I have Gild 7700. The Airtel GPRS Setting given is not working in this handset.Is their any problem with airtelgprs.com access point of Airtel?

Thanks & Regards
pbalakr3


----------



## krishnandu.sarkar (May 21, 2011)

Did you subscribed to GPRS??


----------



## pbalakr3 (May 21, 2011)

Yes. I have subscribed for it. I recharged for Rs.98 for monthly rental plan, but still it didn't work. I wrote to Customer Service. They sent me the following mail.

Menu
services
data account
select GPRS
Edit account 1
Account name -  MO
APN - airtelgprs.com
Username -<blank>
Password - <blank>
Auth Type - Normal

save & come back 2 times

WAP
settings
Edit Profile
SIM 1 / SIM 2
select account 1
activate account
edit account
Acc name - Mo
Home 
Page - Google
Data account - MO
Conn type - HTTP
 Use Proxy - NO
 Proxy add - 000.000.000.000
 Proxy Port - 0
 Click back for 2 times
user name -<blank>
Password - <blank>
click back 4 times

TO connect
services
wap
home page

--------------------------------------
But the thing is that after clicking Menu-Services, I don't find Data Account.
The DataAccount is there in Settings->Connectivity. In Connectivity, there is different types of GPRS like AirtelGPRS,AirtelMMS,etc..

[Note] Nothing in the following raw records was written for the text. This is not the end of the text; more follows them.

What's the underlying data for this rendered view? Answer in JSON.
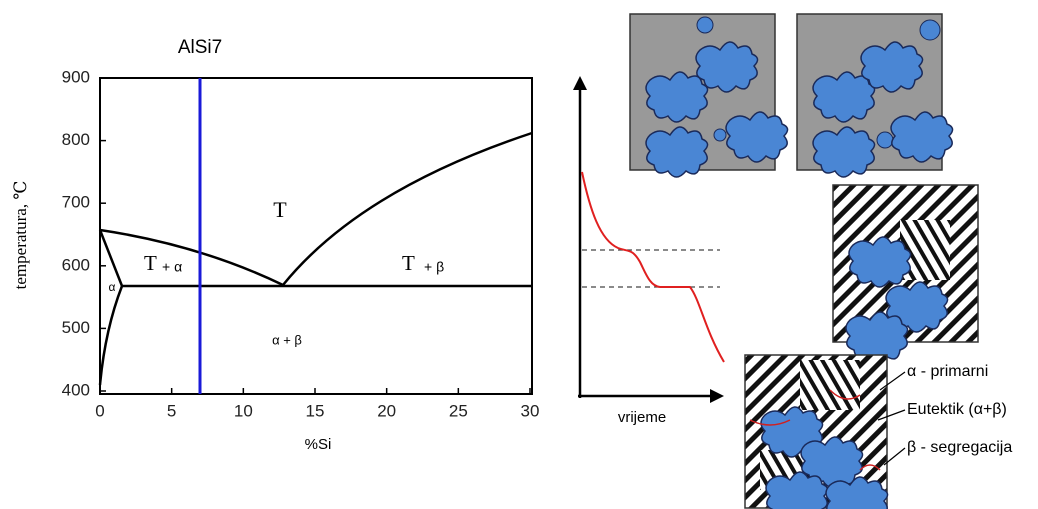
{
  "phase_diagram": {
    "title": "AlSi7",
    "y_axis_label": "temperatura, ℃",
    "x_axis_label": "%Si",
    "xticks": [
      0,
      5,
      10,
      15,
      20,
      25,
      30
    ],
    "yticks": [
      400,
      500,
      600,
      700,
      800,
      900
    ],
    "regions": {
      "liquid": "T",
      "liquid_alpha": [
        "T",
        "+ α"
      ],
      "liquid_beta": [
        "T",
        "+ β"
      ],
      "alpha": "α",
      "alpha_beta": "α + β"
    }
  },
  "cooling_curve": {
    "x_axis_label": "vrijeme"
  },
  "microstructure": {
    "labels": [
      "α - primarni",
      "Eutektik (α+β)",
      "β - segregacija"
    ]
  }
}
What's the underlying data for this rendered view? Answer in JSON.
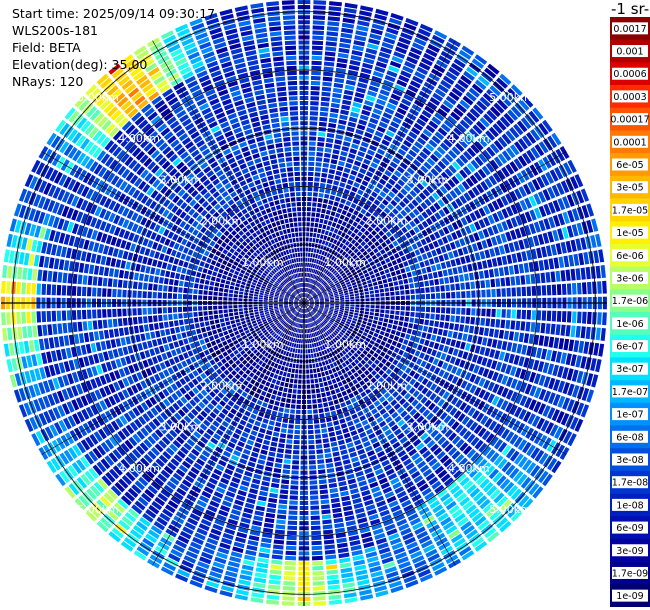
{
  "info": {
    "start_time": "Start time: 2025/09/14 09:30:17",
    "instrument": "WLS200s-181",
    "field": "Field: BETA",
    "elevation": "Elevation(deg): 35.00",
    "nrays": "NRays: 120"
  },
  "colorbar": {
    "title_fragment": "-1 sr-",
    "labels": [
      "0.0017",
      "0.001",
      "0.0006",
      "0.0003",
      "0.00017",
      "0.0001",
      "6e-05",
      "3e-05",
      "1.7e-05",
      "1e-05",
      "6e-06",
      "3e-06",
      "1.7e-06",
      "1e-06",
      "6e-07",
      "3e-07",
      "1.7e-07",
      "1e-07",
      "6e-08",
      "3e-08",
      "1.7e-08",
      "1e-08",
      "6e-09",
      "3e-09",
      "1.7e-09",
      "1e-09"
    ],
    "colors": [
      "#8b0000",
      "#b00000",
      "#dd0000",
      "#ff2a00",
      "#ff5500",
      "#ff7a00",
      "#ff9a00",
      "#ffb700",
      "#ffd400",
      "#ffef00",
      "#e6ff33",
      "#b8ff66",
      "#88ff88",
      "#55ffbb",
      "#22ffee",
      "#00e0ff",
      "#00b8ff",
      "#0090ff",
      "#0070f0",
      "#0050e0",
      "#0035d0",
      "#001fc0",
      "#000fb0",
      "#0000a0",
      "#000090",
      "#000070"
    ]
  },
  "chart_data": {
    "type": "heatmap",
    "projection": "polar-ppi",
    "field": "BETA",
    "nrays": 120,
    "elevation_deg": 35.0,
    "range_rings_km": [
      1,
      2,
      3,
      4,
      5
    ],
    "ring_labels": [
      "1.00km",
      "2.00km",
      "3.00km",
      "4.00km",
      "5.00km"
    ],
    "max_range_km": 5.2,
    "colorscale": "log10",
    "value_min": 1e-09,
    "value_max": 0.0017,
    "background_log10": -7.8,
    "features": [
      {
        "azimuth_deg": 270,
        "range_km": [
          4.6,
          5.2
        ],
        "log10": -5.0
      },
      {
        "azimuth_deg": 320,
        "range_km": [
          4.3,
          5.2
        ],
        "log10": -4.3
      },
      {
        "azimuth_deg": 225,
        "range_km": [
          4.6,
          5.2
        ],
        "log10": -5.6
      },
      {
        "azimuth_deg": 180,
        "range_km": [
          4.4,
          5.2
        ],
        "log10": -5.3
      },
      {
        "azimuth_deg": 140,
        "range_km": [
          4.0,
          5.2
        ],
        "log10": -6.3
      }
    ]
  }
}
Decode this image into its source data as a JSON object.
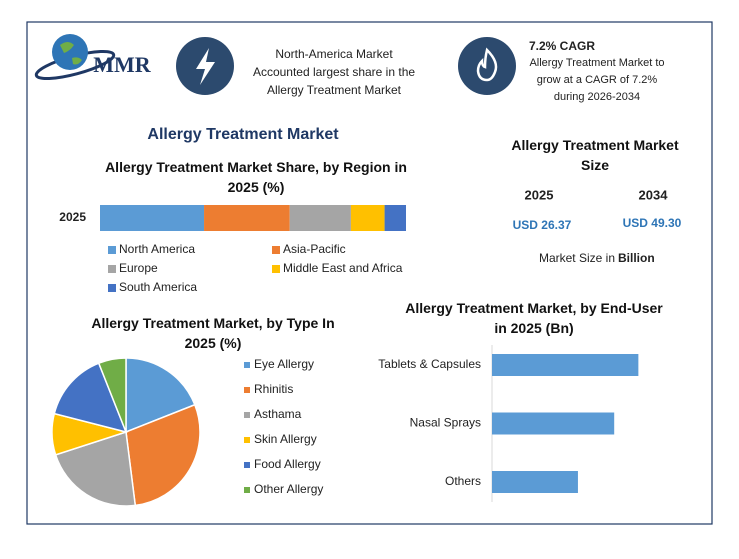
{
  "header": {
    "logo": "MMR",
    "highlight_1": [
      "North-America Market",
      "Accounted largest share in the",
      "Allergy Treatment Market"
    ],
    "highlight_2": {
      "title": "7.2% CAGR",
      "lines": [
        "Allergy Treatment Market to",
        "grow at a CAGR of  7.2%",
        "during 2026-2034"
      ]
    }
  },
  "main_title": "Allergy Treatment Market",
  "market_size": {
    "title": "Allergy Treatment Market Size",
    "years": [
      "2025",
      "2034"
    ],
    "values": [
      "USD 26.37",
      "USD 49.30"
    ],
    "note": "Market Size in",
    "unit": "Billion"
  },
  "chart_data": [
    {
      "type": "stacked-bar",
      "title": "Allergy Treatment Market Share, by Region in 2025 (%)",
      "categories": [
        "2025"
      ],
      "xlim": [
        0,
        100
      ],
      "series": [
        {
          "name": "North America",
          "color": "#5b9bd5",
          "values": [
            34
          ]
        },
        {
          "name": "Asia-Pacific",
          "color": "#ed7d31",
          "values": [
            28
          ]
        },
        {
          "name": "Europe",
          "color": "#a5a5a5",
          "values": [
            20
          ]
        },
        {
          "name": "Middle East and Africa",
          "color": "#ffc000",
          "values": [
            11
          ]
        },
        {
          "name": "South America",
          "color": "#4472c4",
          "values": [
            7
          ]
        }
      ]
    },
    {
      "type": "pie",
      "title": "Allergy Treatment Market, by Type In 2025 (%)",
      "categories": [
        "Eye Allergy",
        "Rhinitis",
        "Asthama",
        "Skin Allergy",
        "Food Allergy",
        "Other Allergy"
      ],
      "values": [
        19,
        29,
        22,
        9,
        15,
        6
      ],
      "colors": [
        "#5b9bd5",
        "#ed7d31",
        "#a5a5a5",
        "#ffc000",
        "#4472c4",
        "#70ad47"
      ]
    },
    {
      "type": "hbar",
      "title": "Allergy Treatment Market, by End-User in 2025 (Bn)",
      "categories": [
        "Tablets & Capsules",
        "Nasal Sprays",
        "Others"
      ],
      "values": [
        10.9,
        9.1,
        6.4
      ],
      "color": "#5b9bd5",
      "xlim": [
        0,
        14
      ]
    }
  ]
}
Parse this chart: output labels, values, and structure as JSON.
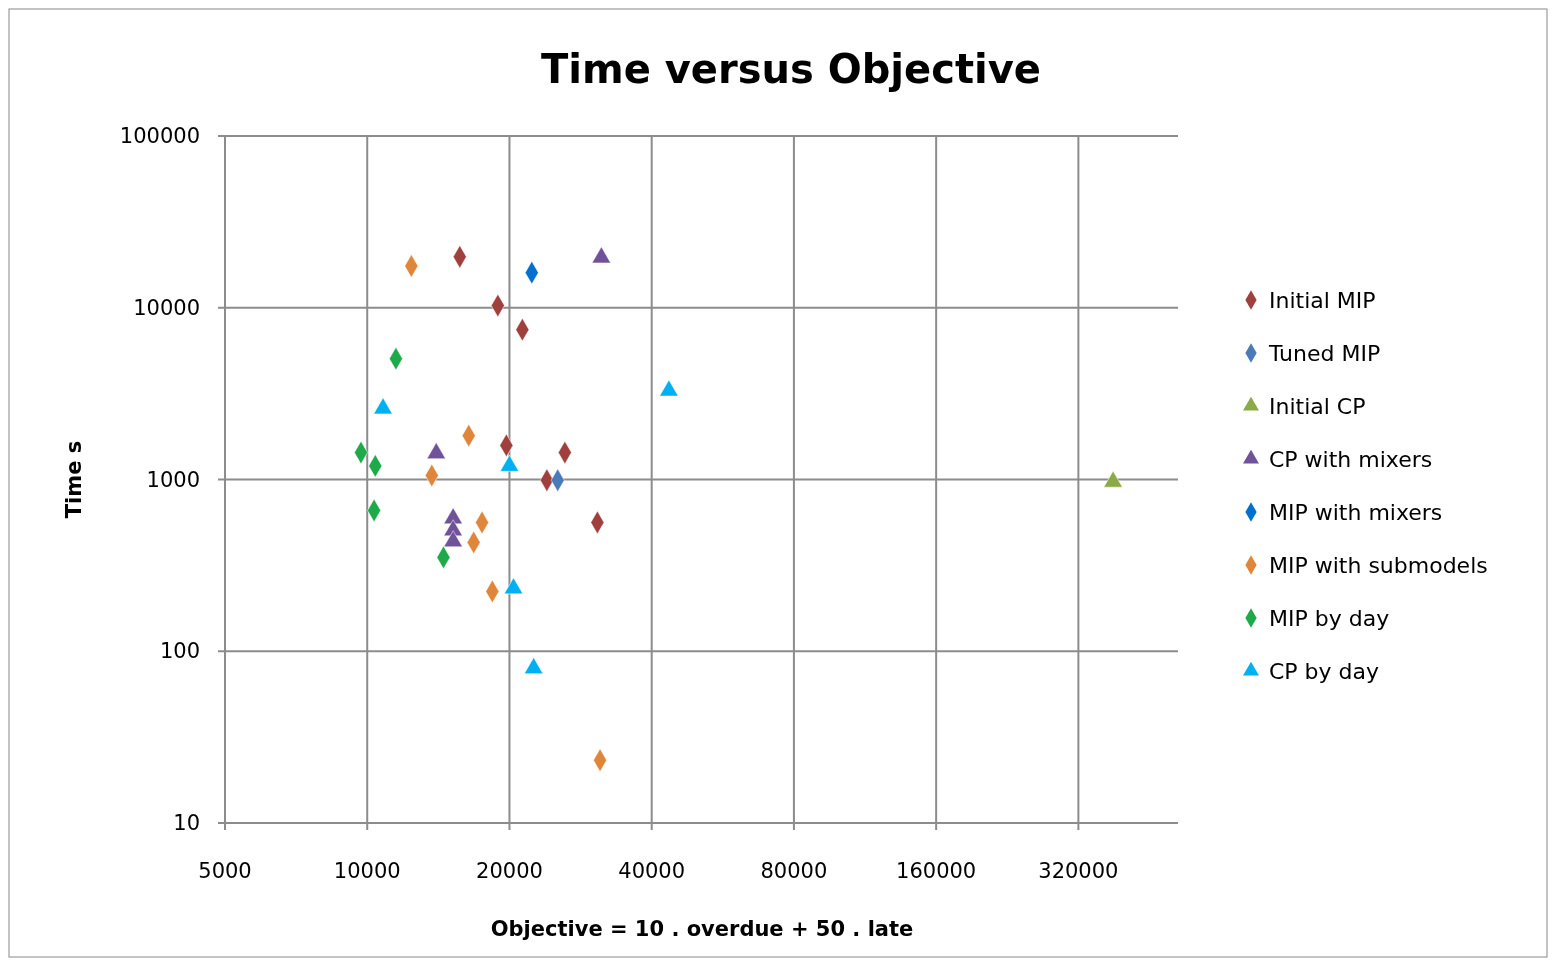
{
  "chart_data": {
    "type": "scatter",
    "title": "Time versus Objective",
    "xlabel": "Objective = 10 . overdue + 50 . late",
    "ylabel": "Time s",
    "log": "xy",
    "grid": true,
    "legend": "right",
    "xlim": [
      5000,
      520000
    ],
    "xticks": [
      5000,
      10000,
      20000,
      40000,
      80000,
      160000,
      320000
    ],
    "ylim": [
      10,
      100000
    ],
    "yticks": [
      10,
      100,
      1000,
      10000,
      100000
    ],
    "series": [
      {
        "name": "Initial MIP",
        "color": "#a0403d",
        "marker": "diamond",
        "x": [
          15700,
          18900,
          21300,
          19700,
          26200,
          24000,
          30700
        ],
        "values": [
          19800,
          10300,
          7450,
          1580,
          1435,
          990,
          562
        ]
      },
      {
        "name": "Tuned MIP",
        "color": "#4a7ab8",
        "marker": "diamond",
        "x": [
          25300
        ],
        "values": [
          990
        ]
      },
      {
        "name": "Initial CP",
        "color": "#8aaa48",
        "marker": "triangle",
        "x": [
          379000
        ],
        "values": [
          970
        ]
      },
      {
        "name": "CP with mixers",
        "color": "#6f529a",
        "marker": "triangle",
        "x": [
          31300,
          14000,
          15200,
          15200,
          15200
        ],
        "values": [
          19600,
          1420,
          593,
          505,
          436
        ]
      },
      {
        "name": "MIP with mixers",
        "color": "#0070d0",
        "marker": "diamond",
        "x": [
          22300
        ],
        "values": [
          16000
        ]
      },
      {
        "name": "MIP with submodels",
        "color": "#e0863a",
        "marker": "diamond",
        "x": [
          12400,
          16400,
          13700,
          17500,
          16800,
          18400,
          31100
        ],
        "values": [
          17500,
          1800,
          1055,
          562,
          430,
          223,
          23.2
        ]
      },
      {
        "name": "MIP by day",
        "color": "#1faa4a",
        "marker": "diamond",
        "x": [
          11500,
          9700,
          10400,
          10340,
          14500
        ],
        "values": [
          5050,
          1435,
          1200,
          660,
          352
        ]
      },
      {
        "name": "CP by day",
        "color": "#00b0f0",
        "marker": "triangle",
        "x": [
          10800,
          43500,
          20000,
          20400,
          22500
        ],
        "values": [
          2590,
          3290,
          1200,
          232,
          79.6
        ]
      }
    ]
  }
}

I selected AirtelGPRS & renamed it to MO. Given the APN name as airtelgprs.com.Kept UserName & Password blank. PRIMARYDNS & SECONDARYDNS kept as all zeros. Auth.type Normal.

Now went back to Services->IntenetServices->Settings->Profiles->SIM2->MO(ProfileName). Given the home page as Google.
DataAccount:MO
Connection Type:HTTP 
Given Use Proxy:No
Proxy Address: All zeros
Proxy Port:0
Kept UserName & Password as Blank.Now Activated 'MO'. Went back to Internet Service->home page. Gives "connection failed". I tried switching off the mobile phone & switched it back ON. Still gives "Connection failed".

Thanks
Pbalakr3

The dataaccount has to be selected from the list available.Also, the port has to be 8080. It is working now. I got the assistance from Airtel customer service.


----------